Metro

Holdout juror apologizes after acquitting gallery big of De Niro theft

Sorry, Bobby!

“Tell De Niro I’m sorry,” the last holdout juror said after buckling under pressure from screaming female jurors this morning and acquitting the former director of Manhattan’s Salander-O’Reilly Gallery of stealing $77,000 in paintings from the “Raging Bull” actor.

“I tried to get the conviction. It was hopeless,” said the juror, Stanley Cohen, speaking to reporters right after his verdict — and blaming an “agitated,” name-calling quartet of women for bullying him off his vote.

“The other women were all saying they were losing money,” Cohen, 57, of Morningside Heights, griped.

“I apologize to Mr. De Niro,” the guilt-wracked juror said. “I will see him in the movies.”

Jurors did convict disgraced director Leigh Morse, 54, today of helping her boss defraud other art owners in a massive, $120 million scam scheme — she’ll face up to four years for that conviction at sentencing.

But the panel acquitted on the De Niro art heist after almost deadlocking 11-to-one, and Cohen told reporters that he was that last holdout — only caving this morning in clearing Morse of ripping off the actor.

“I could have hung the jury. I thought she was guilty,” said Cohen.

The panel’s four women were convinced from the start that Morse might have figured her boss, convicted swindler Lawrence Salander, would eventually pay the actor back.

Defense lawyer Andrew Lankler had argued that there was insufficient evidence to prove that in 2007 she committed grand larceny by permanently depriving the $77,000 sale proceeds from two works by the actor’s late father, noted abstract painter Robert De Niro, Sr., whose estate the actor managed.

Prosecutors Micki Shulman-Hendricks and Kenn Kern had countered that the theft was indeed intended as permanent. Morse was owed a whopping $300,000 in commissions by her boss, and had just planned to keep De Niro’s money and whatever else she could get her hands on before jumping ship, prosecutors had argued.

Cohen told reporters he only buckled after pressure from the four women on the jury became “unbearable.”

“One of them blew up on me — she said I was a child. The women were very emotional; they resorted to name calling. I have never been so tired in 24 years after a day of doing this,” he said.

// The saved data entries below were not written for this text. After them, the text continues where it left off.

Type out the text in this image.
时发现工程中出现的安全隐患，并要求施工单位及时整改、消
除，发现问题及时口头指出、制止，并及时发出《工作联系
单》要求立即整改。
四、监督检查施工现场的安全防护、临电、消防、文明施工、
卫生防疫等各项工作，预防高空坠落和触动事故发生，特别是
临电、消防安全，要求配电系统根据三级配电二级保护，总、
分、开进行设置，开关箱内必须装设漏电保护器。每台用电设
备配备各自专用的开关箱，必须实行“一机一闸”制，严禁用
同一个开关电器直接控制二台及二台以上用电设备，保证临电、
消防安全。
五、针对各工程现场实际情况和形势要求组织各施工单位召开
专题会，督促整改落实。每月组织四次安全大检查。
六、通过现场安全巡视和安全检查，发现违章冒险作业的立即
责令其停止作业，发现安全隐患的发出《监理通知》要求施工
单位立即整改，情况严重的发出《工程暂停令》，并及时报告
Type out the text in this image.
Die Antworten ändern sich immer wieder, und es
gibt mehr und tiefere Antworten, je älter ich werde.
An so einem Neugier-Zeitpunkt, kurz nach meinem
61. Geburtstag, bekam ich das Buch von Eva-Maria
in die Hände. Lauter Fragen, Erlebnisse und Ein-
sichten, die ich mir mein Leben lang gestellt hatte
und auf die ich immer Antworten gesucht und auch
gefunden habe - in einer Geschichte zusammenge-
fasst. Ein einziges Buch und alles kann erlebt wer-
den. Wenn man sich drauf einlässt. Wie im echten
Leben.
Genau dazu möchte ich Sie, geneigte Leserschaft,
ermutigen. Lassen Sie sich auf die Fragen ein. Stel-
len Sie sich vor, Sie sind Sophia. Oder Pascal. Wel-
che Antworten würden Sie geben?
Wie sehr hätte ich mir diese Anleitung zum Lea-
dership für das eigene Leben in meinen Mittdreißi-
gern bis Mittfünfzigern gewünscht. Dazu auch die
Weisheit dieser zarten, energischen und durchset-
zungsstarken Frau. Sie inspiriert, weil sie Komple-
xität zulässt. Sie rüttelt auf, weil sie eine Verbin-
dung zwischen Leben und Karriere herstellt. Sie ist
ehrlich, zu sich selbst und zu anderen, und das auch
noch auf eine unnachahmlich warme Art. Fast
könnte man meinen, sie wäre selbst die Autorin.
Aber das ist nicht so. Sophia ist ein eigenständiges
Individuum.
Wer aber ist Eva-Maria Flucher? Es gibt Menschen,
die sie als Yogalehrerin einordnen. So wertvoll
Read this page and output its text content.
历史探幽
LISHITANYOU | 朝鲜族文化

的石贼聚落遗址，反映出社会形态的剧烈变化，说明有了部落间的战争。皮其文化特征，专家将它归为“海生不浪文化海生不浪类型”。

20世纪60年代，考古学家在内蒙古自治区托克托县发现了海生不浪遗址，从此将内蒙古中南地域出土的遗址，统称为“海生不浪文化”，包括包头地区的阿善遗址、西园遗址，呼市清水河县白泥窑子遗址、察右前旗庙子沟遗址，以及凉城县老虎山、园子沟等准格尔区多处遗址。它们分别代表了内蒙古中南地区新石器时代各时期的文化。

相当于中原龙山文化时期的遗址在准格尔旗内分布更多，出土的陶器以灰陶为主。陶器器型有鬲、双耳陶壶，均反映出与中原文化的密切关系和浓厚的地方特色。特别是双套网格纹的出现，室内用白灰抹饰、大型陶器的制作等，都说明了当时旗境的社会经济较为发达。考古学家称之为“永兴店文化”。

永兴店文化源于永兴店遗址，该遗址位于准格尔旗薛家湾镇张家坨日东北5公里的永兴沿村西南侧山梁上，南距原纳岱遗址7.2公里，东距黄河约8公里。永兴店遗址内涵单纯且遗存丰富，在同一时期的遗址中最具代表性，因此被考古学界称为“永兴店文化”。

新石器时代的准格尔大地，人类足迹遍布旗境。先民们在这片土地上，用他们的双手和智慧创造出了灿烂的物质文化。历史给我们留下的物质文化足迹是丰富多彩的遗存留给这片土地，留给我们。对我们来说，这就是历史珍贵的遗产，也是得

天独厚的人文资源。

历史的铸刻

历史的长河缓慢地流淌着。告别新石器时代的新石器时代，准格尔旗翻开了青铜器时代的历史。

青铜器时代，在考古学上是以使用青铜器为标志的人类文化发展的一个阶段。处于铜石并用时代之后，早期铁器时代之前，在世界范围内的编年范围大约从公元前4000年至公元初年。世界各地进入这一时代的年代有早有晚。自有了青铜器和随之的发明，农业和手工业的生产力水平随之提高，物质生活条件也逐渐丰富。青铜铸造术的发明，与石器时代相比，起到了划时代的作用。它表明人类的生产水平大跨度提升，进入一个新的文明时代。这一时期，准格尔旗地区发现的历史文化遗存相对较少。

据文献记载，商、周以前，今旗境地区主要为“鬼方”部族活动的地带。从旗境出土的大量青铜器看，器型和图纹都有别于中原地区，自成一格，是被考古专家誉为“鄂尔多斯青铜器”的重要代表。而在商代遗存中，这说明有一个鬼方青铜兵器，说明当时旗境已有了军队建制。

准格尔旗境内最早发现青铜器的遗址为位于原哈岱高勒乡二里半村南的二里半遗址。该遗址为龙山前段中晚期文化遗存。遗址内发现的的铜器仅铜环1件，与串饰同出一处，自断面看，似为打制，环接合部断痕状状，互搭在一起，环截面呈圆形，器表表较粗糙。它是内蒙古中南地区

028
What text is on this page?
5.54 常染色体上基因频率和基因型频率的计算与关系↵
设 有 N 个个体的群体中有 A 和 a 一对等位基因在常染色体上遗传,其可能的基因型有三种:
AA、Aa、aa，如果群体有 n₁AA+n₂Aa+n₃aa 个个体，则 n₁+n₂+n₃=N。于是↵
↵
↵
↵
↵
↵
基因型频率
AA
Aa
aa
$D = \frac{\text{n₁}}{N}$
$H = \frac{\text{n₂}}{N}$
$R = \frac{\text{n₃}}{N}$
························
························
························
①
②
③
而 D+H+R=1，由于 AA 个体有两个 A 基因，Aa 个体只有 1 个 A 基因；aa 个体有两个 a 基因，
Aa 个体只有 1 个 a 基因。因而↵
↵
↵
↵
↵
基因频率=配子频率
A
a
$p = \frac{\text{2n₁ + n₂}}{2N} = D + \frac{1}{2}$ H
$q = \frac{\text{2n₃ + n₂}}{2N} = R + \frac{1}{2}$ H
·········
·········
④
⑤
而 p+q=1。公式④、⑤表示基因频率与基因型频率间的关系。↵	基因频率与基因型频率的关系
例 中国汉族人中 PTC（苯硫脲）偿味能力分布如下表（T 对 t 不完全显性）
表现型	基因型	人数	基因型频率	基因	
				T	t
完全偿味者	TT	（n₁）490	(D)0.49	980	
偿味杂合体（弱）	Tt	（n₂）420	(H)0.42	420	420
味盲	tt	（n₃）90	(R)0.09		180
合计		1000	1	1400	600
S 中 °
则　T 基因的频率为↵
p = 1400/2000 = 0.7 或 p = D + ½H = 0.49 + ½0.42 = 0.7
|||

“I wanted to convict,” he added. “How did she know Larry [Salander] would pay him back? I’d like to apologize to him,” Cohen said. “His daddy didn’t want anyone but his son to get that money. Stealing from a rich man is still a crime.”

De Niro had taken the stand against Morse in Manhattan Supreme Court three weeks ago, testifying he was never told of the sales — though he conceding that he hadn’t kept a close eye on his father’s paintings because he simply trusted the gallery to do the right thing.

De Niro was not to blame, Cohen noted. “He had the restaurants; he has kids; he’s making movies. It didn’t hurt him that he didn’t remember everything. He is a very busy man.”

As for De Niro himself, “I thought he was very charismatic,” Cohen said. “He is a rumpled old guy, and his charisma was palpable.”